As mentioned in the DeepCore paper, samples with lower confidence may have a greater impact on model optimization than those with higher confidence, and should therefore be included in the coreset. But the implementation here actually calculate the inverse scores of uncertainty.

Take entropy as an example, np.log(preds + 1e-6) * preds is the negative of the entropy, so np.argsort(scores)[::-1][:self.coreset_size] select the samples with low entropy (uncertainty). This confused me a lot, which shows inconsistant implementation with the statement in the paper. Is there some bugs in the implementation?

Data-reindeer

Chengcheng-Guo · Answer 1 · Mon Apr 24 2023 23:06:27 GMT+0800 (China Standard Time)

The code selects samples with large entropy. Code np.argsort(scores)[::-1][:self.coreset_size]select samples with smaller scores, where scores are negative of the entropy. Smaller score means larger entropy.

For example, there are two samples with predicted probability [0.1, 0.9] and [0.4, 0.6], respectively. We can calculate their entropies, which are $e_1=-0.1ln(0.1)-0.9ln(0.9)=0.325$ and $e_2=-0.4ln(0.4)-0.6ln(0.6)=0.673$. The algorithm prefers sample 2 rather than sample 1 (because of larger entropy). I think this is consistent with what is stated in the paper.

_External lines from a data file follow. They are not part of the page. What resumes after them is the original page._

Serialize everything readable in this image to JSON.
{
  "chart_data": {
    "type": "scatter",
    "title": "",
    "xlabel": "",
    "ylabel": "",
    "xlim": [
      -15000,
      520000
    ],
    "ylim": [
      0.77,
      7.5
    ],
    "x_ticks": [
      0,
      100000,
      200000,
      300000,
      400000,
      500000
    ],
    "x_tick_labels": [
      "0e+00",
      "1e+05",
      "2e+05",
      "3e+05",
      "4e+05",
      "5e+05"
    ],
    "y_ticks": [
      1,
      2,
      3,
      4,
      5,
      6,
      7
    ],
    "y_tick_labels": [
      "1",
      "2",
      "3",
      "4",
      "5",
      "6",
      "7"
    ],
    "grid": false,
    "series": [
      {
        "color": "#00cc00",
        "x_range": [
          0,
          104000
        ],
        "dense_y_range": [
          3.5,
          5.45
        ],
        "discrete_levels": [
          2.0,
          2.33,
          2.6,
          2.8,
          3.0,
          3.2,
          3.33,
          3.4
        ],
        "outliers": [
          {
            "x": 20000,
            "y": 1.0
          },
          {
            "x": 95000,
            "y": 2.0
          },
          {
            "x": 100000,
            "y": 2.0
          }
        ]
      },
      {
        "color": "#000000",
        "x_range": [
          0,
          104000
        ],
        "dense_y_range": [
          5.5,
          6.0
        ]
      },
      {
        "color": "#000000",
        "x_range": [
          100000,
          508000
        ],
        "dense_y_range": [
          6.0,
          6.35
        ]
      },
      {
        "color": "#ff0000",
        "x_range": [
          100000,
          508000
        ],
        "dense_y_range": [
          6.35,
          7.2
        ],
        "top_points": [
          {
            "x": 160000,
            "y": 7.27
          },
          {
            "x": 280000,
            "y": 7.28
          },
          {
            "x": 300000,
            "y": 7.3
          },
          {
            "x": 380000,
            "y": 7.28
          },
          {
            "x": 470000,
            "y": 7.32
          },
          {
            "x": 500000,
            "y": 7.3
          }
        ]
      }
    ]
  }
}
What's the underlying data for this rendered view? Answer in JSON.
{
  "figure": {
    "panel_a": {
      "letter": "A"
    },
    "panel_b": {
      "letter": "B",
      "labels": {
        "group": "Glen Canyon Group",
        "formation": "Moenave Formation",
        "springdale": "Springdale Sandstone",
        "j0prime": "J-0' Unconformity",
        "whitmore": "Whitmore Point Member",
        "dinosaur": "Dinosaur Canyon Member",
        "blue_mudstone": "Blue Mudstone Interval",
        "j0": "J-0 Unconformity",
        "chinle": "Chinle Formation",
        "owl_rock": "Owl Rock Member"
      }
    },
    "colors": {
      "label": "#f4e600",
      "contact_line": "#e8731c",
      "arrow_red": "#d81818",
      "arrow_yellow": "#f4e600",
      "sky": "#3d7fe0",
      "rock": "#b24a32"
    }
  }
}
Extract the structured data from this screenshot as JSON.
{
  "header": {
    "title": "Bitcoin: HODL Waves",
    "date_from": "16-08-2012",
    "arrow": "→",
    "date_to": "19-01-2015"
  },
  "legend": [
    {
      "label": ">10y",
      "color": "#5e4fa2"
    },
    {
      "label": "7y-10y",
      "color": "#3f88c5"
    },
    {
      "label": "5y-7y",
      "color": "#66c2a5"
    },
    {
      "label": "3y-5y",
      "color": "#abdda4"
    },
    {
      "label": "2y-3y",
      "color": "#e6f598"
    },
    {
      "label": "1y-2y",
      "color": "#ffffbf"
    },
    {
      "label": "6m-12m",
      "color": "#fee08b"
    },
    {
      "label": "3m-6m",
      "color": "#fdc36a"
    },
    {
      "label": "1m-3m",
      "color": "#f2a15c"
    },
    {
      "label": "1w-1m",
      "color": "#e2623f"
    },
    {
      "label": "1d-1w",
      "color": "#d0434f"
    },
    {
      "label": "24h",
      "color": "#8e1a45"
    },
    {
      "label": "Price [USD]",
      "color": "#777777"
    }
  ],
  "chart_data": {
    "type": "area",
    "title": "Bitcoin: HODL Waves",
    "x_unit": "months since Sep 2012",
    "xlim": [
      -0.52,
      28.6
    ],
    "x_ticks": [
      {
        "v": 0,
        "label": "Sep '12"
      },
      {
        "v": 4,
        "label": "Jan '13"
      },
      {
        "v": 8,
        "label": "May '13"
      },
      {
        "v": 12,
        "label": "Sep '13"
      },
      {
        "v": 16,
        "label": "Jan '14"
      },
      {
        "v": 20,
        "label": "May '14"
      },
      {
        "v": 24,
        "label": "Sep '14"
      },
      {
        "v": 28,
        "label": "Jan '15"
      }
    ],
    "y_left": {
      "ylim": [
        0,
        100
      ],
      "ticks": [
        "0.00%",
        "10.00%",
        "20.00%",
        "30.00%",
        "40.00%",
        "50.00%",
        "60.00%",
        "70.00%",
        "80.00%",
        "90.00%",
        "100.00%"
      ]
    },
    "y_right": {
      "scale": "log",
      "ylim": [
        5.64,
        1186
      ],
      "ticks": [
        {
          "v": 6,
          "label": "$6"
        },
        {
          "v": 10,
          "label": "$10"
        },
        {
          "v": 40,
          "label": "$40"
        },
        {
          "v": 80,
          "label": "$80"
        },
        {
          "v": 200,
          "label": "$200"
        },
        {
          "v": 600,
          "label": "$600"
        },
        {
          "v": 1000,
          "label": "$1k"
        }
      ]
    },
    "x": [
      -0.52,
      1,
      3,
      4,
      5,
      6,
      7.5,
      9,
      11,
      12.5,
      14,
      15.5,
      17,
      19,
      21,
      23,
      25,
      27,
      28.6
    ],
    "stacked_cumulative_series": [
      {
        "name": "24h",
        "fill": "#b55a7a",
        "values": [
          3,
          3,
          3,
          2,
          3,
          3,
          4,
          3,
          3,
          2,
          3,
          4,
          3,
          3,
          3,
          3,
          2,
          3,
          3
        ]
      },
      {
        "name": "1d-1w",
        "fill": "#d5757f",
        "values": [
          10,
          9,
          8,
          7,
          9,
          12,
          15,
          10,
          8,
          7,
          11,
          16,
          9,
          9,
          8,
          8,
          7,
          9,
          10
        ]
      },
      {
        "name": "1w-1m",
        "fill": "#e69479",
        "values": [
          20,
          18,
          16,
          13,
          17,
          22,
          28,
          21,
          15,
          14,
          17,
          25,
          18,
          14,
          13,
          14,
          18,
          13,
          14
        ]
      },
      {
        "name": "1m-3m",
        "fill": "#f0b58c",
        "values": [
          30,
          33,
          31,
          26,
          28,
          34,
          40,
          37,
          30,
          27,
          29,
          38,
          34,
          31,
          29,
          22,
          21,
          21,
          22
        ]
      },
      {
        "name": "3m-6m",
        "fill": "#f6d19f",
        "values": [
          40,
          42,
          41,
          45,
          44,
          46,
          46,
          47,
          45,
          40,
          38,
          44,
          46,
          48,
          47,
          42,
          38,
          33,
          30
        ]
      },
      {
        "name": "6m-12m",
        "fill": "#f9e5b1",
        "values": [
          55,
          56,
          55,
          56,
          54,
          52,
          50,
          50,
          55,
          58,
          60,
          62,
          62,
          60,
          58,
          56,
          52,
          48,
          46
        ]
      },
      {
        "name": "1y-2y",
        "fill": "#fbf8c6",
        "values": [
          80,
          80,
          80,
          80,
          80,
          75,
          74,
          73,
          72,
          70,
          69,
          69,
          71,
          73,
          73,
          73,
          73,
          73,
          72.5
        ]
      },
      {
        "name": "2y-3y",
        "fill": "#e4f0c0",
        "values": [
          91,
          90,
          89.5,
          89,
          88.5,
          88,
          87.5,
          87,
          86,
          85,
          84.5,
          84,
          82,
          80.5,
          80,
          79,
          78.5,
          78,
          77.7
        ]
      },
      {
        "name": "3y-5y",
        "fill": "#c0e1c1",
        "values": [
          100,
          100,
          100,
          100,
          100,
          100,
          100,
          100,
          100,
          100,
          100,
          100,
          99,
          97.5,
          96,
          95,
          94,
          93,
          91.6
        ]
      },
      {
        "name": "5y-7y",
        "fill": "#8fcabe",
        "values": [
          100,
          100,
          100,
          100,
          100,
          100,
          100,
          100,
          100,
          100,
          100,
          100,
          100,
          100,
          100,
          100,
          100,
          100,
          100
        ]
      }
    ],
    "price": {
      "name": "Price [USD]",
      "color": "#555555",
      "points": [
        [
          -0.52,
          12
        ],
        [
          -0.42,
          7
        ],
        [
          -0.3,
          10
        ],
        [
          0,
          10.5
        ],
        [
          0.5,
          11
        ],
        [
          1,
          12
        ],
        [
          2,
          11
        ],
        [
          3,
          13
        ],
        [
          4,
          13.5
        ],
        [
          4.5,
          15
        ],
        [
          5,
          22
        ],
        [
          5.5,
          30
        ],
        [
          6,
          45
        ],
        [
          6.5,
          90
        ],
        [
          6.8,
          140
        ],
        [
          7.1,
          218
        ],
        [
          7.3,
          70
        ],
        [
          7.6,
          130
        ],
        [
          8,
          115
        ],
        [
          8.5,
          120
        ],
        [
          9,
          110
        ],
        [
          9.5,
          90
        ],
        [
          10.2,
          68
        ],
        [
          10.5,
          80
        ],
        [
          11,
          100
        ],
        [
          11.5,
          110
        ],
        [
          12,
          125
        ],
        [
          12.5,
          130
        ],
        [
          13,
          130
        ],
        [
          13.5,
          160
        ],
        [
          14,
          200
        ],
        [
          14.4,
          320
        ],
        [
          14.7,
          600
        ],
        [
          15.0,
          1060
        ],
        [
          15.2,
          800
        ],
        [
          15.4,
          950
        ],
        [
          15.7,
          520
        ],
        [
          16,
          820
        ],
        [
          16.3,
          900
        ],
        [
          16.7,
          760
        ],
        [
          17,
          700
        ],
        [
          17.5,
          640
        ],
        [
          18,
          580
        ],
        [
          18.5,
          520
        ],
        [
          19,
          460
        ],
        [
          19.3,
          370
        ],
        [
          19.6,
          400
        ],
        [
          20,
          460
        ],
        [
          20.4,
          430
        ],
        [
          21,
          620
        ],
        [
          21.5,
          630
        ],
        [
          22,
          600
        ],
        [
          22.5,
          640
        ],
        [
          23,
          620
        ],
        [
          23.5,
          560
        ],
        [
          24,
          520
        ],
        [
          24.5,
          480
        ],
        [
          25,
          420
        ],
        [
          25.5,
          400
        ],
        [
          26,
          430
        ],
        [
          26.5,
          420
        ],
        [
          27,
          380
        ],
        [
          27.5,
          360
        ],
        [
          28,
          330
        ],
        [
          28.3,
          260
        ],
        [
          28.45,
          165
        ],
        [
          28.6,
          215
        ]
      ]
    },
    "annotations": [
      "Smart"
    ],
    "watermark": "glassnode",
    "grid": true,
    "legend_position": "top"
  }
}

Data-reindeer · Answer 2 · Tue Apr 25 2023 09:36:12 GMT+0800 (China Standard Time)

Thanks for your reply. I think there are some misunderstanding about function np.argsort()
I have tried the following codes
scores = np.array(range(10))
result = np.argsort(scores)[::-1]
result2 = np.argsort(scores)
and print the results
result = [9 8 7 6 5 4 3 2 1 0]
result2 = [0 1 2 3 4 5 6 7 8 9]
The np.argsort sorts the values in ascending order by default, and [::-1] returns the values in descending order. So it seems that the code np.argsort(scores)[::-1][:self.coreset_size] actually select samples with larger scores.

LIZEKAI · Answer 3 · Thu Apr 18 2024 14:09:03 GMT+0800 (China Standard Time)

Hi, may I ask if this issue has been resolved? I agree with @Data-reindeer. It seems we are selecting "more confident" samples instead of "less confident" ones as mentioned in the report.